Centro e culmine del preumanesimo padovano, fu onorato in tutta Italia; Giovanni del Virgilio si servì del suo nome per stimolare Dante ai carmi latini, il Petrarca ne lodò le opere.

Ediz.: Vedi la cosiddetta Pinelliana di Venezia 1636, quella di L. A. Muratori, Rerum Italicarum Scriptores, X, del 1730, e Sette libri inediti del De Gestis Italicorum, ecc., a cura di L. Padrin, in Miscell. d.

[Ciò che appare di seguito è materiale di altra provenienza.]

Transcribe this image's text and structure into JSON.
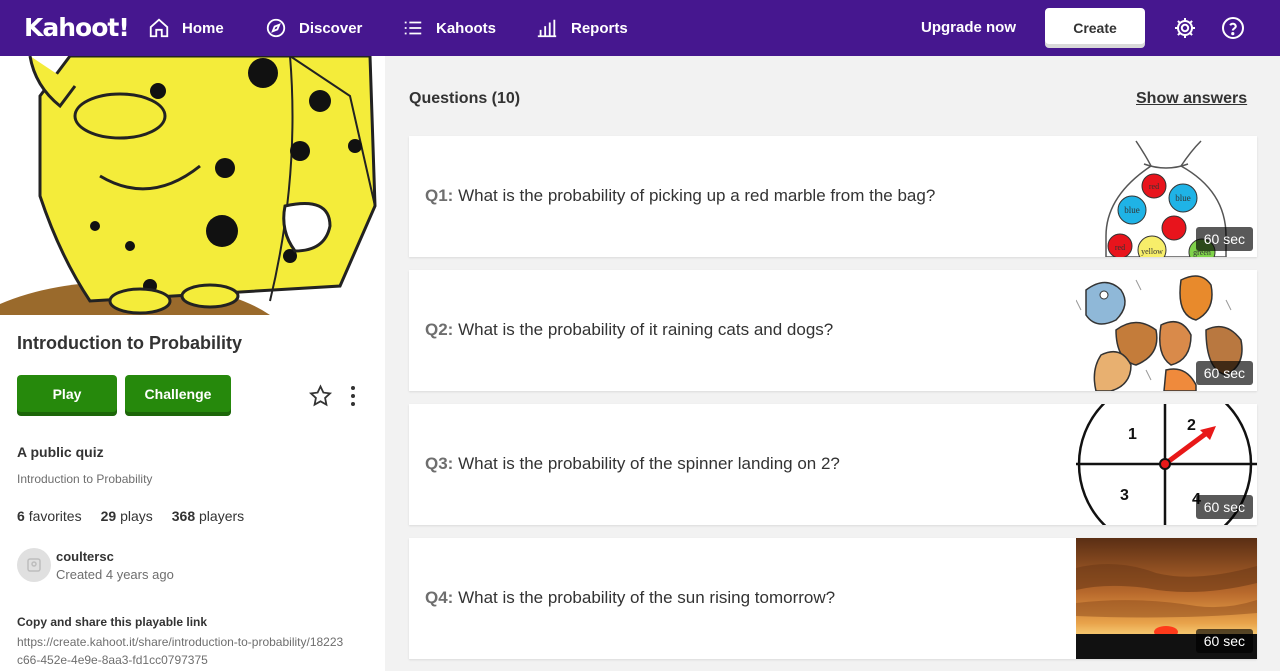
{
  "nav": {
    "logo": "Kahoot!",
    "items": [
      {
        "label": "Home",
        "icon": "home-icon"
      },
      {
        "label": "Discover",
        "icon": "compass-icon"
      },
      {
        "label": "Kahoots",
        "icon": "list-icon"
      },
      {
        "label": "Reports",
        "icon": "bar-chart-icon"
      }
    ],
    "upgrade": "Upgrade now",
    "create": "Create",
    "settings_icon": "gear-icon",
    "help_icon": "help-icon"
  },
  "quiz": {
    "title": "Introduction to Probability",
    "play": "Play",
    "challenge": "Challenge",
    "visibility": "A public quiz",
    "description": "Introduction to Probability",
    "favorites_count": "6",
    "favorites_label": "favorites",
    "plays_count": "29",
    "plays_label": "plays",
    "players_count": "368",
    "players_label": "players",
    "author": "coultersc",
    "created": "Created 4 years ago",
    "share_label": "Copy and share this playable link",
    "share_link": "https://create.kahoot.it/share/introduction-to-probability/18223c66-452e-4e9e-8aa3-fd1cc0797375"
  },
  "questions_header": "Questions (10)",
  "show_answers": "Show answers",
  "questions": [
    {
      "num": "Q1:",
      "text": "What is the probability of picking up a red marble from the bag?",
      "time": "60 sec"
    },
    {
      "num": "Q2:",
      "text": "What is the probability of it raining cats and dogs?",
      "time": "60 sec"
    },
    {
      "num": "Q3:",
      "text": "What is the probability of the spinner landing on 2?",
      "time": "60 sec"
    },
    {
      "num": "Q4:",
      "text": "What is the probability of the sun rising tomorrow?",
      "time": "60 sec"
    }
  ],
  "marble_labels": {
    "red": "red",
    "blue": "blue",
    "yellow": "yellow",
    "green": "green"
  },
  "spinner_labels": [
    "1",
    "2",
    "3",
    "4"
  ],
  "colors": {
    "nav": "#46178f",
    "play": "#26890c"
  }
}
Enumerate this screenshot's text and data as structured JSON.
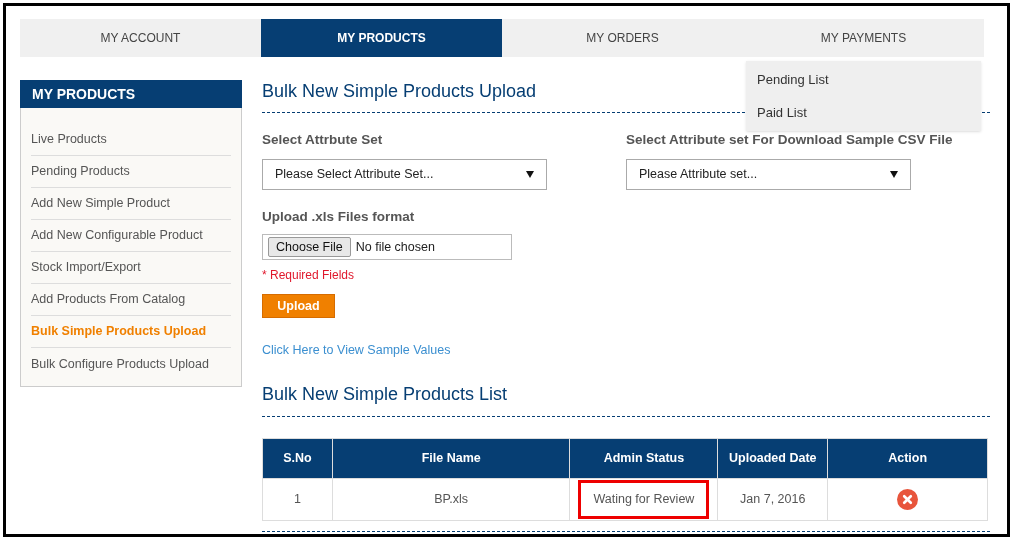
{
  "nav_tabs": [
    {
      "label": "MY ACCOUNT",
      "selected": false
    },
    {
      "label": "MY PRODUCTS",
      "selected": true
    },
    {
      "label": "MY ORDERS",
      "selected": false
    },
    {
      "label": "MY PAYMENTS",
      "selected": false,
      "menu": [
        "Pending List",
        "Paid List"
      ]
    }
  ],
  "sidebar": {
    "title": "MY PRODUCTS",
    "items": [
      {
        "label": "Live Products",
        "selected": false
      },
      {
        "label": "Pending Products",
        "selected": false
      },
      {
        "label": "Add New Simple Product",
        "selected": false
      },
      {
        "label": "Add New Configurable Product",
        "selected": false
      },
      {
        "label": "Stock Import/Export",
        "selected": false
      },
      {
        "label": "Add Products From Catalog",
        "selected": false
      },
      {
        "label": "Bulk Simple Products Upload",
        "selected": true
      },
      {
        "label": "Bulk Configure Products Upload",
        "selected": false
      }
    ]
  },
  "upload_section": {
    "title": "Bulk New Simple Products Upload",
    "attribute_set": {
      "label": "Select Attrbute Set",
      "value": "Please Select Attribute Set..."
    },
    "sample_attribute_set": {
      "label": "Select Attribute set For Download Sample CSV File",
      "value": "Please Attribute set..."
    },
    "file_upload": {
      "label": "Upload .xls Files format",
      "button": "Choose File",
      "value": "No file chosen"
    },
    "required_note": "* Required Fields",
    "upload_button": "Upload",
    "sample_link": "Click Here to View Sample Values"
  },
  "list_section": {
    "title": "Bulk New Simple Products List",
    "table": {
      "columns": [
        "S.No",
        "File Name",
        "Admin Status",
        "Uploaded Date",
        "Action"
      ],
      "rows": [
        {
          "number": "1",
          "file_name": "BP.xls",
          "admin_status": "Wating for Review",
          "status_highlighted": true,
          "uploaded_date": "Jan 7, 2016"
        }
      ]
    }
  }
}
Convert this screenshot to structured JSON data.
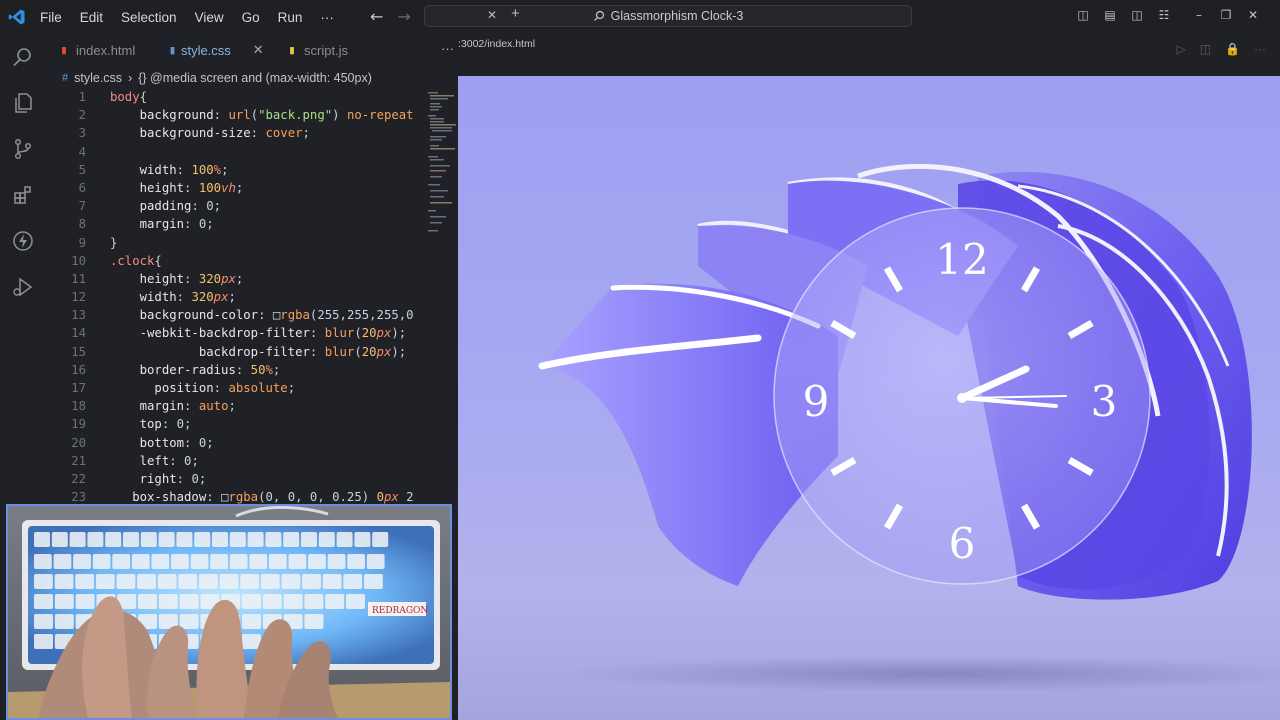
{
  "menu": [
    "File",
    "Edit",
    "Selection",
    "View",
    "Go",
    "Run",
    "···"
  ],
  "window": {
    "title": "Glassmorphism Clock-3"
  },
  "tabs": [
    {
      "name": "index.html",
      "badge": "5",
      "badge_color": "#e44d26"
    },
    {
      "name": "style.css",
      "badge": "#",
      "badge_color": "#5b9bd5"
    },
    {
      "name": "script.js",
      "badge": "JS",
      "badge_color": "#e6c84a"
    }
  ],
  "breadcrumb": {
    "file": "style.css",
    "path": "{} @media screen and (max-width: 450px)"
  },
  "code_lines": [
    {
      "n": "1",
      "t": "body{"
    },
    {
      "n": "2",
      "t": "    background: url(\"back.png\") no-repeat"
    },
    {
      "n": "3",
      "t": "    background-size: cover;"
    },
    {
      "n": "4",
      "t": ""
    },
    {
      "n": "5",
      "t": "    width: 100%;"
    },
    {
      "n": "6",
      "t": "    height: 100vh;"
    },
    {
      "n": "7",
      "t": "    padding: 0;"
    },
    {
      "n": "8",
      "t": "    margin: 0;"
    },
    {
      "n": "9",
      "t": "}"
    },
    {
      "n": "10",
      "t": ".clock{"
    },
    {
      "n": "11",
      "t": "    height: 320px;"
    },
    {
      "n": "12",
      "t": "    width: 320px;"
    },
    {
      "n": "13",
      "t": "    background-color: □rgba(255,255,255,0"
    },
    {
      "n": "14",
      "t": "    -webkit-backdrop-filter: blur(20px);"
    },
    {
      "n": "15",
      "t": "            backdrop-filter: blur(20px);"
    },
    {
      "n": "16",
      "t": "    border-radius: 50%;"
    },
    {
      "n": "17",
      "t": "      position: absolute;"
    },
    {
      "n": "18",
      "t": "    margin: auto;"
    },
    {
      "n": "19",
      "t": "    top: 0;"
    },
    {
      "n": "20",
      "t": "    bottom: 0;"
    },
    {
      "n": "21",
      "t": "    left: 0;"
    },
    {
      "n": "22",
      "t": "    right: 0;"
    },
    {
      "n": "23",
      "t": "   box-shadow: □rgba(0, 0, 0, 0.25) 0px 2"
    }
  ],
  "preview": {
    "url": ":3002/index.html"
  },
  "clock": {
    "n12": "12",
    "n3": "3",
    "n6": "6",
    "n9": "9"
  },
  "keyboard_brand": "REDRAGON"
}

Dep. ven. di st. p., 1904; Ecerinide tragedia, a cura di L. Padrin, con uno studio di C. Carducci; per la Quaestio, F. Novati, Nuovi aneddoti sul cenacolo letterario padovano del primissimo Trecento, in Scritti storici in memoria di G. Monticolo, Padova-Venezia 1922, p. 167 segg.; i Priapeia a cura di V. Crescini, in Giorn. d. eruditi e curiosi, Padova 1884; brani dei dialoghi a cura di A. Moschetti, in Misc. in onore di V. Crescini, Cividale 1927, e in M. T. Dazzi, Il M. storico (v. appresso).

Bibl.: A. Zardo, A. M., Padova 1884; M. Minoia, Della vita e delle opere di A. M., Roma 1884; [L. Padrin], Il principato di Giacomo da Carrara, ecc. Narrazione scelta dalle storie inedite di A. M., Padova 1891; M. T. Dazzi, Intorno alla nascita di A. M., in Arch. Mur., II, e in Misc. d. Dep. ven. di st. pat., 1930; id., L'Ecerinide di A. M. tradotta, ecc., Città di Castello 1914; id., l'Ecerinide di A. M., in Giorn. stor. d. lett. it., 1921: id., La fama del M., in Riv. d'It., 1916; id., Il M. storico, in Arch. ven., 1929.